It’s 2015 and California employers have a brand new list of new To-Do’s that come courtesy of Sacramento legislators. Be aware of changes in the law and take steps to make sure you’re covered. If you haven’t started your HR checklist, we’ll help with the one that follows.
- Update your personnel policies. California became the first state in the nation to require employers, regardless of size, to offer paid sick leave. Your sick leave policy must provide for any employee who has worked for you for at least 30 days to begin accruing sick leave at the rate of one hour for every 30 hours worked up to a maximum of six paid sick days (which must be allowed to carry over from year to year). Once an employee becomes eligible for the paid sick leave, you need to allow him or her to use the sick leave after their 90th day of employment. The new law goes into effect on July 1, 2015, so you have plenty of time to get your policy in place.
- Take note that California’s anti-discrimination laws continue to expand to include new protected classes. California’s Fair Employment and Housing Act (FEHA) has added interns, volunteers and undocumented workers (with drivers’ licenses) as groups protected from employment discrimination and harassment. Note an employer must still obtain I-9s and the corresponding documentation, but cannot discriminate or harass someone because they hold a driver’s license issued by the DMV to undocumented workers.
- Review your wage and hour practices. For the last few years, California has significantly enhanced its wage protection laws, and this year is no exception.
- AB1897 imposes new penalties on employers who use labor contractors.
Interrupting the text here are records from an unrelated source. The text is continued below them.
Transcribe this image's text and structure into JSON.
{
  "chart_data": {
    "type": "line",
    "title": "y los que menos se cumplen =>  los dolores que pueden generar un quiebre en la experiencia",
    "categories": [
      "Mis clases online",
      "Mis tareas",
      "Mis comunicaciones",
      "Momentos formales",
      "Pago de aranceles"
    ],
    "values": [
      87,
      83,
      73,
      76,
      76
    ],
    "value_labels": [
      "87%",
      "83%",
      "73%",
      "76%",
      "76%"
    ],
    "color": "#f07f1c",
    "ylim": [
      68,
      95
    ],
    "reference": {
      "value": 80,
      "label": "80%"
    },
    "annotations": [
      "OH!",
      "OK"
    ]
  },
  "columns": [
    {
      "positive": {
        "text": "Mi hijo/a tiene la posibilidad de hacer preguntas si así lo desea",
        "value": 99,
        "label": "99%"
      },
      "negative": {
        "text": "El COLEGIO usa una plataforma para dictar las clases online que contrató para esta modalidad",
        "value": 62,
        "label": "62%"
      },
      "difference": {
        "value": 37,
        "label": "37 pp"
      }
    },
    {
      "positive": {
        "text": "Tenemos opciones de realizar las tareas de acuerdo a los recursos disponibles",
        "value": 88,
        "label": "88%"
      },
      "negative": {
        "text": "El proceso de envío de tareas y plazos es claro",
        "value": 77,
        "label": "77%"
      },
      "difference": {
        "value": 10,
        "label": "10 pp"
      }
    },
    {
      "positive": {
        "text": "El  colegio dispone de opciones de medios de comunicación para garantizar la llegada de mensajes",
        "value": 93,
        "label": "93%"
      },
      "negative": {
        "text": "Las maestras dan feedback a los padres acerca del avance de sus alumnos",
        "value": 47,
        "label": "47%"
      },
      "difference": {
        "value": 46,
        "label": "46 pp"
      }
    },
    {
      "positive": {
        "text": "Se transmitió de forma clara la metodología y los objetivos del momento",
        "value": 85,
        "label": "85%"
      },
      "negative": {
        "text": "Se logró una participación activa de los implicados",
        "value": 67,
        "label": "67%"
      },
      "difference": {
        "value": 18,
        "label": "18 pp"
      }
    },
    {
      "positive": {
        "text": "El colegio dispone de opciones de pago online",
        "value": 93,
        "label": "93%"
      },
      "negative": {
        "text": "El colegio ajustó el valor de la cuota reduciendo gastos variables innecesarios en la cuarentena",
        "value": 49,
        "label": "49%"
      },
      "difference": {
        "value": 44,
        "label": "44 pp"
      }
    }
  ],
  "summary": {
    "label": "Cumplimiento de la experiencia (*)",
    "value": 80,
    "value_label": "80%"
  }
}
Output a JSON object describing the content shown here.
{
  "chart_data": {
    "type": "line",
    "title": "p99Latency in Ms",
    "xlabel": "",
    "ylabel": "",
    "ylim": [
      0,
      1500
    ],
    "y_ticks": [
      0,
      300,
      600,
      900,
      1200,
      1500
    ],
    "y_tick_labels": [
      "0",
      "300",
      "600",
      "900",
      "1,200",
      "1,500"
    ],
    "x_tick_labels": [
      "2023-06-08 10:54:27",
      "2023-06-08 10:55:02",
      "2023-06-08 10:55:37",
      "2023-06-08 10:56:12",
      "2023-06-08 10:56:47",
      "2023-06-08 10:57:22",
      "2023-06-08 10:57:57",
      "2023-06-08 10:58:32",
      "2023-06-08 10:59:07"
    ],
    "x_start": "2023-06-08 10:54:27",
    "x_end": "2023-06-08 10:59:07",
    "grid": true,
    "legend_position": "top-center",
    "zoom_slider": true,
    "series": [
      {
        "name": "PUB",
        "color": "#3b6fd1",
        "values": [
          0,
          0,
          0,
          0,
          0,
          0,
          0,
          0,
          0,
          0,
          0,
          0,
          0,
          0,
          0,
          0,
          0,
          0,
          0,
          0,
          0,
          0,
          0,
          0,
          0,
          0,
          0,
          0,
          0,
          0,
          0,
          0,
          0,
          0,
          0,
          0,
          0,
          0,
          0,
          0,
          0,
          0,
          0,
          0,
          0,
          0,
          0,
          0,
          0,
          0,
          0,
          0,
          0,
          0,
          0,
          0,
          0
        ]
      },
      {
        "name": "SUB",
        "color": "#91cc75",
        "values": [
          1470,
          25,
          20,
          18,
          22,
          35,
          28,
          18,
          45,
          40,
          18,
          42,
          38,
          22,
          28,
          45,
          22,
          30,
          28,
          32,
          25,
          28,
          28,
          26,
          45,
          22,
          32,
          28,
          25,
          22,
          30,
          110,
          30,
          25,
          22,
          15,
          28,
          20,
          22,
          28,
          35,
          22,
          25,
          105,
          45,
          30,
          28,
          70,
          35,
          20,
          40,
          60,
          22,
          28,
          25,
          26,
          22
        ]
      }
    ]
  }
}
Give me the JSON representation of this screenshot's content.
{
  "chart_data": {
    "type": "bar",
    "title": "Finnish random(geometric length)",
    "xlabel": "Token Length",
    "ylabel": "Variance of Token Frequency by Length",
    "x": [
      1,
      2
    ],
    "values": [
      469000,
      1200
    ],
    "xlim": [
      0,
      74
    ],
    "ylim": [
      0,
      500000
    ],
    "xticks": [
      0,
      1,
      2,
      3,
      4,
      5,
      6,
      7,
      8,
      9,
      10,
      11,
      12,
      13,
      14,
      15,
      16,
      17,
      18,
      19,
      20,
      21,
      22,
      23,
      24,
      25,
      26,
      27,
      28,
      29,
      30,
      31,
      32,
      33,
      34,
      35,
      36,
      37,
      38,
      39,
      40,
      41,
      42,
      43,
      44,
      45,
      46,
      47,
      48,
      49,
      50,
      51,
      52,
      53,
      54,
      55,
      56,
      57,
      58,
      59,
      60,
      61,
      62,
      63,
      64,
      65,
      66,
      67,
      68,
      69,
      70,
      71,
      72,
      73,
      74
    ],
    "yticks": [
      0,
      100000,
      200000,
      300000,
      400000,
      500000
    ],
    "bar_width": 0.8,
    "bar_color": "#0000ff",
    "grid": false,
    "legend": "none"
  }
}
If a company relies upon a contractor to provide some or all of its workers, and the contractor is unable to pay the workers or fails to carry workers compensation, the client who hired the contractor may now be legally responsible for the amounts due and penalties.
- Additional laws were passed increasing or enhancing penalties for violation of California’s wage and hour laws, such as expanding the time to recover liquidated damages for failure to pay minimum wage and additional penalties for employing minors unlawfully.
- Beware of a “sleeper” problem stemming from the new minimum wage law that went into effect last July. Many employers increased hourly employees’ wages to meet the new minimum wage, but did not consider the impact the change had on exempt employees. All exempt employees (commonly referred to as “salaried” employees) must now meet a threshold minimum salary requirement that is equal to two times minimum wage. This means that if you have employees who are classified as exempt, they must be receiving a fixed salary of at least $37,440 a year ($3,120 a month). If you have not increased your exempt employees’ salaries to meet this requirement, these employees are not actually exempt from overtime.
- Lastly, re-do manager training to assure your key staff members are fully informed about new laws. A well-intentioned (but ignorant) manager is a recipe for disaster.